With final album, A Tribe Called Quest leaves indelible legacy
A Tribe Called Quest's impact on hip hop is immeasurable. Just ask Common.
"They're not only one of my favorite groups, but one of my greatest sources of inspiration," he says. "Midnight Marauders is the reason I'm here as an artist, because hearing that album made me like, 'I have to get better.' Knowing that I needed to get better was just the start of it."
Many other rappers, too, are indebted to the pioneering hip-hop group, whose founding member Phife Dawg (born Malik Taylor) died of complications from diabetes in March at age 45. The remaining members — Q-Tip, Jarobi White and Ali Shaheed Muhammad — will release Tribe's sixth and final album, We Got It From Here … Thank You 4 Your Service, Friday, which they'll follow with a performance on NBC's Saturday Night Live this weekend.
"Just about anyone out here doing it — outside of anything hardcore or overly gangsta — you're a descendant of Tribe, whether you like it or not," says Trent Clark, editor-in-chief of rap news site HipHopDX.com. "Benchmarks, blueprints, they set them all," and paved the way for current leaders in the genre, including Kendrick Lamar, Drake, Vince Staples, and Joey Bada$$.

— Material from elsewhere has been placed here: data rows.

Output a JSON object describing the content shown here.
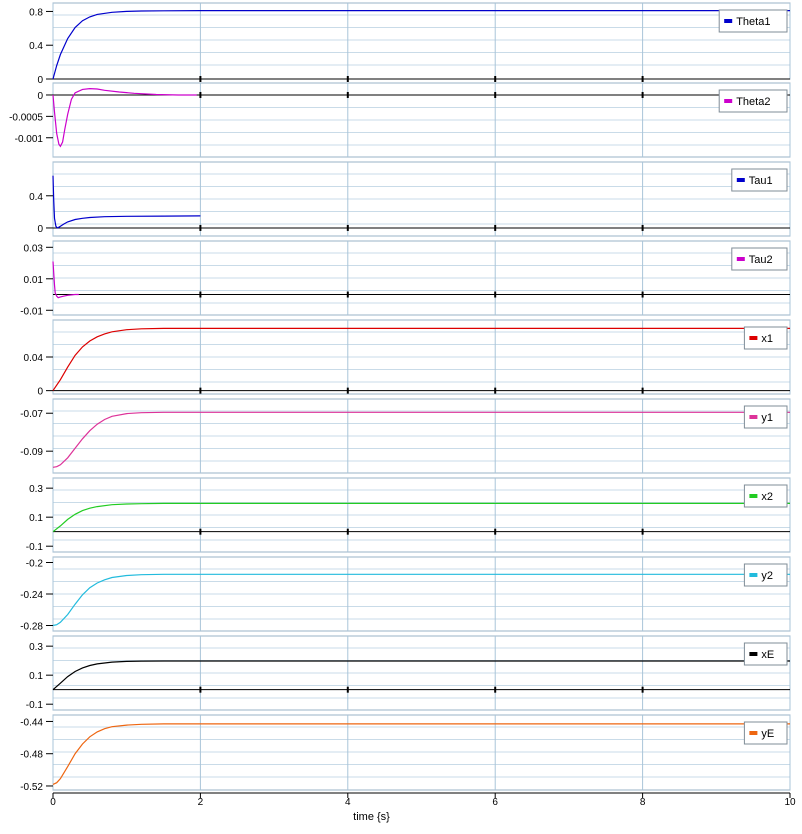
{
  "xaxis": {
    "label": "time {s}",
    "range": [
      0,
      10
    ],
    "ticks": [
      0,
      2,
      4,
      6,
      8,
      10
    ],
    "tick_labels": [
      "0",
      "2",
      "4",
      "6",
      "8",
      "10"
    ]
  },
  "chart_data": [
    {
      "type": "line",
      "series": [
        {
          "name": "Theta1",
          "color": "#0000cc",
          "x": [
            0,
            0.05,
            0.1,
            0.2,
            0.3,
            0.4,
            0.5,
            0.6,
            0.8,
            1.0,
            1.2,
            1.5,
            2.0,
            3,
            5,
            10
          ],
          "y": [
            0,
            0.16,
            0.29,
            0.48,
            0.61,
            0.69,
            0.735,
            0.765,
            0.79,
            0.8,
            0.805,
            0.808,
            0.81,
            0.81,
            0.81,
            0.81
          ]
        }
      ],
      "ylim": [
        0,
        0.9
      ],
      "yticks": [
        0,
        0.4,
        0.8
      ],
      "ytick_labels": [
        "0",
        "0.4",
        "0.8"
      ],
      "zero_line": true
    },
    {
      "type": "line",
      "series": [
        {
          "name": "Theta2",
          "color": "#cc00cc",
          "x": [
            0,
            0.02,
            0.05,
            0.08,
            0.1,
            0.13,
            0.16,
            0.2,
            0.25,
            0.3,
            0.4,
            0.5,
            0.6,
            0.7,
            0.9,
            1.1,
            1.4,
            1.7,
            1.95
          ],
          "y": [
            0,
            -0.0004,
            -0.0009,
            -0.00115,
            -0.0012,
            -0.0011,
            -0.0008,
            -0.00045,
            -0.0001,
            5e-05,
            0.00013,
            0.00015,
            0.00014,
            0.00011,
            7e-05,
            4e-05,
            1e-05,
            0,
            0
          ]
        }
      ],
      "ylim": [
        -0.00145,
        0.00028
      ],
      "yticks": [
        -0.001,
        -0.0005,
        0
      ],
      "ytick_labels": [
        "-0.001",
        "-0.0005",
        "0"
      ],
      "zero_line": true
    },
    {
      "type": "line",
      "series": [
        {
          "name": "Tau1",
          "color": "#0000cc",
          "x": [
            0,
            0.01,
            0.02,
            0.04,
            0.06,
            0.08,
            0.1,
            0.15,
            0.2,
            0.3,
            0.4,
            0.5,
            0.7,
            1.0,
            1.5,
            2.0
          ],
          "y": [
            0.65,
            0.35,
            0.12,
            0.02,
            0.0,
            0.01,
            0.02,
            0.05,
            0.075,
            0.105,
            0.12,
            0.13,
            0.14,
            0.145,
            0.148,
            0.15
          ]
        }
      ],
      "ylim": [
        -0.1,
        0.82
      ],
      "yticks": [
        0,
        0.4
      ],
      "ytick_labels": [
        "0",
        "0.4"
      ],
      "zero_line": true
    },
    {
      "type": "line",
      "series": [
        {
          "name": "Tau2",
          "color": "#cc00cc",
          "x": [
            0,
            0.01,
            0.02,
            0.03,
            0.05,
            0.07,
            0.1,
            0.15,
            0.2,
            0.3,
            0.35
          ],
          "y": [
            0.021,
            0.014,
            0.006,
            0.001,
            -0.001,
            -0.002,
            -0.0015,
            -0.001,
            -0.0005,
            0,
            0
          ]
        }
      ],
      "ylim": [
        -0.013,
        0.034
      ],
      "yticks": [
        -0.01,
        0.01,
        0.03
      ],
      "ytick_labels": [
        "-0.01",
        "0.01",
        "0.03"
      ],
      "zero_line": true
    },
    {
      "type": "line",
      "series": [
        {
          "name": "x1",
          "color": "#dd0000",
          "x": [
            0,
            0.1,
            0.2,
            0.3,
            0.4,
            0.5,
            0.6,
            0.7,
            0.8,
            1.0,
            1.2,
            1.5,
            2,
            3,
            10
          ],
          "y": [
            0,
            0.013,
            0.028,
            0.042,
            0.052,
            0.059,
            0.064,
            0.0675,
            0.07,
            0.0725,
            0.0735,
            0.074,
            0.074,
            0.074,
            0.074
          ]
        }
      ],
      "ylim": [
        -0.004,
        0.084
      ],
      "yticks": [
        0,
        0.04
      ],
      "ytick_labels": [
        "0",
        "0.04"
      ],
      "zero_line": true
    },
    {
      "type": "line",
      "series": [
        {
          "name": "y1",
          "color": "#dd3399",
          "x": [
            0,
            0.05,
            0.1,
            0.2,
            0.3,
            0.4,
            0.5,
            0.6,
            0.7,
            0.8,
            1.0,
            1.2,
            1.5,
            2,
            10
          ],
          "y": [
            -0.0985,
            -0.0982,
            -0.0972,
            -0.0935,
            -0.0885,
            -0.0835,
            -0.0792,
            -0.0758,
            -0.0733,
            -0.0716,
            -0.0702,
            -0.0697,
            -0.0695,
            -0.0695,
            -0.0695
          ]
        }
      ],
      "ylim": [
        -0.1015,
        -0.0625
      ],
      "yticks": [
        -0.09,
        -0.07
      ],
      "ytick_labels": [
        "-0.09",
        "-0.07"
      ],
      "zero_line": false
    },
    {
      "type": "line",
      "series": [
        {
          "name": "x2",
          "color": "#22cc22",
          "x": [
            0,
            0.1,
            0.2,
            0.3,
            0.4,
            0.5,
            0.6,
            0.8,
            1.0,
            1.2,
            1.5,
            2,
            10
          ],
          "y": [
            0,
            0.04,
            0.085,
            0.12,
            0.145,
            0.162,
            0.173,
            0.186,
            0.191,
            0.193,
            0.195,
            0.195,
            0.195
          ]
        }
      ],
      "ylim": [
        -0.14,
        0.37
      ],
      "yticks": [
        -0.1,
        0.1,
        0.3
      ],
      "ytick_labels": [
        "-0.1",
        "0.1",
        "0.3"
      ],
      "zero_line": true
    },
    {
      "type": "line",
      "series": [
        {
          "name": "y2",
          "color": "#22bbdd",
          "x": [
            0,
            0.05,
            0.1,
            0.2,
            0.3,
            0.4,
            0.5,
            0.6,
            0.7,
            0.8,
            1.0,
            1.2,
            1.5,
            2,
            10
          ],
          "y": [
            -0.28,
            -0.279,
            -0.276,
            -0.266,
            -0.253,
            -0.241,
            -0.232,
            -0.226,
            -0.222,
            -0.219,
            -0.2165,
            -0.2155,
            -0.215,
            -0.215,
            -0.215
          ]
        }
      ],
      "ylim": [
        -0.287,
        -0.193
      ],
      "yticks": [
        -0.28,
        -0.24,
        -0.2
      ],
      "ytick_labels": [
        "-0.28",
        "-0.24",
        "-0.2"
      ],
      "zero_line": false
    },
    {
      "type": "line",
      "series": [
        {
          "name": "xE",
          "color": "#000000",
          "x": [
            0,
            0.1,
            0.2,
            0.3,
            0.4,
            0.5,
            0.6,
            0.8,
            1.0,
            1.2,
            1.5,
            2,
            10
          ],
          "y": [
            0,
            0.045,
            0.09,
            0.125,
            0.15,
            0.167,
            0.178,
            0.19,
            0.195,
            0.197,
            0.198,
            0.198,
            0.198
          ]
        }
      ],
      "ylim": [
        -0.14,
        0.37
      ],
      "yticks": [
        -0.1,
        0.1,
        0.3
      ],
      "ytick_labels": [
        "-0.1",
        "0.1",
        "0.3"
      ],
      "zero_line": true
    },
    {
      "type": "line",
      "series": [
        {
          "name": "yE",
          "color": "#ee6611",
          "x": [
            0,
            0.05,
            0.1,
            0.2,
            0.3,
            0.4,
            0.5,
            0.6,
            0.7,
            0.8,
            1.0,
            1.2,
            1.5,
            2,
            10
          ],
          "y": [
            -0.518,
            -0.516,
            -0.511,
            -0.496,
            -0.48,
            -0.468,
            -0.459,
            -0.453,
            -0.449,
            -0.4465,
            -0.4445,
            -0.4435,
            -0.443,
            -0.443,
            -0.443
          ]
        }
      ],
      "ylim": [
        -0.525,
        -0.432
      ],
      "yticks": [
        -0.52,
        -0.48,
        -0.44
      ],
      "ytick_labels": [
        "-0.52",
        "-0.48",
        "-0.44"
      ],
      "zero_line": false
    }
  ]
}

Founded in New York, Tribe burst onto the scene in 1990 with debut album People's Instinctive Travels and the Paths of Rhythm, featuring a stable of instant classics including Bonita Applebum, I Left My Wallet in El Segundo and Can I Kick It?
"They were playful, they were intellectual, they were socially conscious," says Erik Nielson, an associate professor who teaches classes in hip-hop studies at the University of Richmond. "But it wasn't social consciousness that was as urgent as, say, Public Enemy or KRS-One. They celebrated intellectualism in various forms, rather than demanding it and that, in many ways, made them more accessible to a lot of listeners."

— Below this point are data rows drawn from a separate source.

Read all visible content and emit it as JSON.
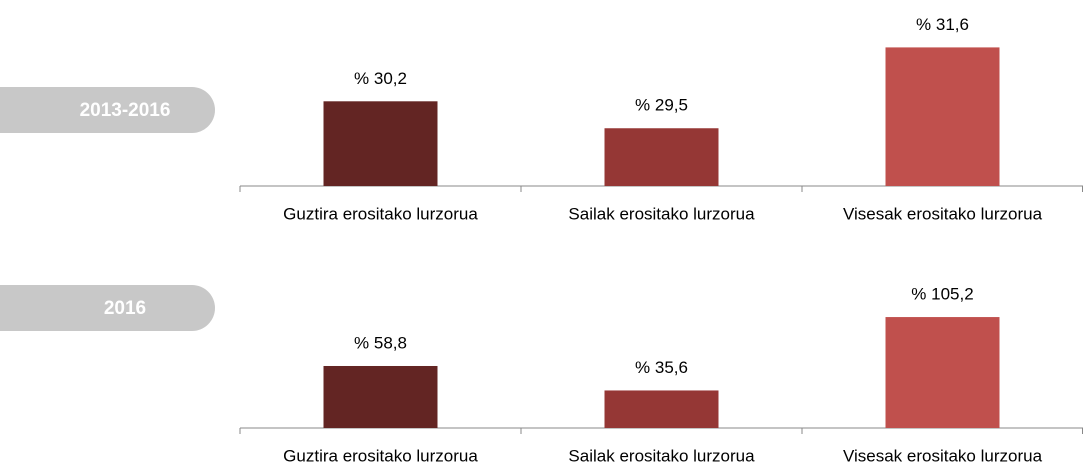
{
  "chart_data": [
    {
      "type": "bar",
      "label": "2013-2016",
      "categories": [
        "Guztira erositako lurzorua",
        "Sailak erositako lurzorua",
        "Visesak erositako lurzorua"
      ],
      "values": [
        30.2,
        29.5,
        31.6
      ],
      "value_labels": [
        "% 30,2",
        "% 29,5",
        "% 31,6"
      ],
      "colors": [
        "#632523",
        "#953735",
        "#c0504d"
      ],
      "ylim": [
        28,
        32
      ]
    },
    {
      "type": "bar",
      "label": "2016",
      "categories": [
        "Guztira erositako lurzorua",
        "Sailak erositako lurzorua",
        "Visesak erositako lurzorua"
      ],
      "values": [
        58.8,
        35.6,
        105.2
      ],
      "value_labels": [
        "% 58,8",
        "% 35,6",
        "% 105,2"
      ],
      "colors": [
        "#632523",
        "#953735",
        "#c0504d"
      ],
      "ylim": [
        0,
        110
      ]
    }
  ]
}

But it was their sophomore effort, The Low End Theory, a year later that came to define the group, with its minimal, bass-heavy beats and incorporation of jazz samples. It spawned their now-iconic single Scenario (featuring a breakout verse from Busta Rhymes) and has since been named one of the greatest all-time albums by both Rolling Stone and Time.

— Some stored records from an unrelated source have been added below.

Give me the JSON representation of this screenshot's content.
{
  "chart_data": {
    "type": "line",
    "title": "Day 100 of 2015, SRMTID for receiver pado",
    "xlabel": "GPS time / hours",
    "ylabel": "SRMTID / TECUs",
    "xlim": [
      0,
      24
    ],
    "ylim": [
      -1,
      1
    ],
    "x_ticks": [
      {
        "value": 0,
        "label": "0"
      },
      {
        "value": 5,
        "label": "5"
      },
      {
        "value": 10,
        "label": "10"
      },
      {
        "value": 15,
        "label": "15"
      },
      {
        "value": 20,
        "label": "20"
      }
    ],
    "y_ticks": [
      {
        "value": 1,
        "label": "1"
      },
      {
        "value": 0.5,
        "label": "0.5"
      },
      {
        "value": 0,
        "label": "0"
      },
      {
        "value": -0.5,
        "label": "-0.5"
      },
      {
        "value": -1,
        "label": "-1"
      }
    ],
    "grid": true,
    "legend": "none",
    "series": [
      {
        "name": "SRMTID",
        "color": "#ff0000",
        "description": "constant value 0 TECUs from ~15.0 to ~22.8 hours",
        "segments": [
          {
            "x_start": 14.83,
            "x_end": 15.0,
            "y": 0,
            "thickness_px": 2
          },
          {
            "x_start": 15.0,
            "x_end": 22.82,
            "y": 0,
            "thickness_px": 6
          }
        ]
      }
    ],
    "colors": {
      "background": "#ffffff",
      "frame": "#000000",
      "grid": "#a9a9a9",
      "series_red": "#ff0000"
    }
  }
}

Although they weren't the first to do so, Tribe "definitely helped popularize jazz in a hip-hop sound or aesthetic" on Theory, Nielson says. "It wasn't just that they incorporated jazz, but they brought in lots of different types of jazz" and "were responsible, in large part, for opening up those sounds to other artists after them."
By the time their third album, 1993's Marauders, came about, they were "the fully realized version of what we now know as A Tribe Called Quest," says Clark, noting the nimble flow and palpable chemistry between Q-Tip and Phife Dawg on their respective verses. "Q-Tip provided the insight, the melodies, the catchphrases — he set the vibe. And Phife, he left with the quotables. It was really the best of both worlds."
Tribe split shortly before the release of its fifth album, 1998's The Love Movement, but reunited in the mid-2000s for a series of highly successful reunion concerts and festival sets. Their last performance together before Phife's death was on The Tonight Show Starring Jimmy Fallon last November, in celebration of a People's Instinctive Travels 25th anniversary reissue. (They became eligible for induction into the Rock and Roll Hall of Fame in 2015 but have yet to make it onto the ballot.)
Their new album, We Got It From Here, will feature guest spots from André 3000, Kendrick Lamar and Elton John, as well as contributions recorded by Phife before his death. The long-gestating effort has not yet been unveiled for critics, which has many hip-hop fans wondering where the icons will go, musically speaking, after nearly two decades of silence.
"I'll be curious to hear how a group with a legacy like theirs imagines themselves now," Nielson says. "That's what I'm interested in: To what extent are they continuing a tradition or trying to break with one?"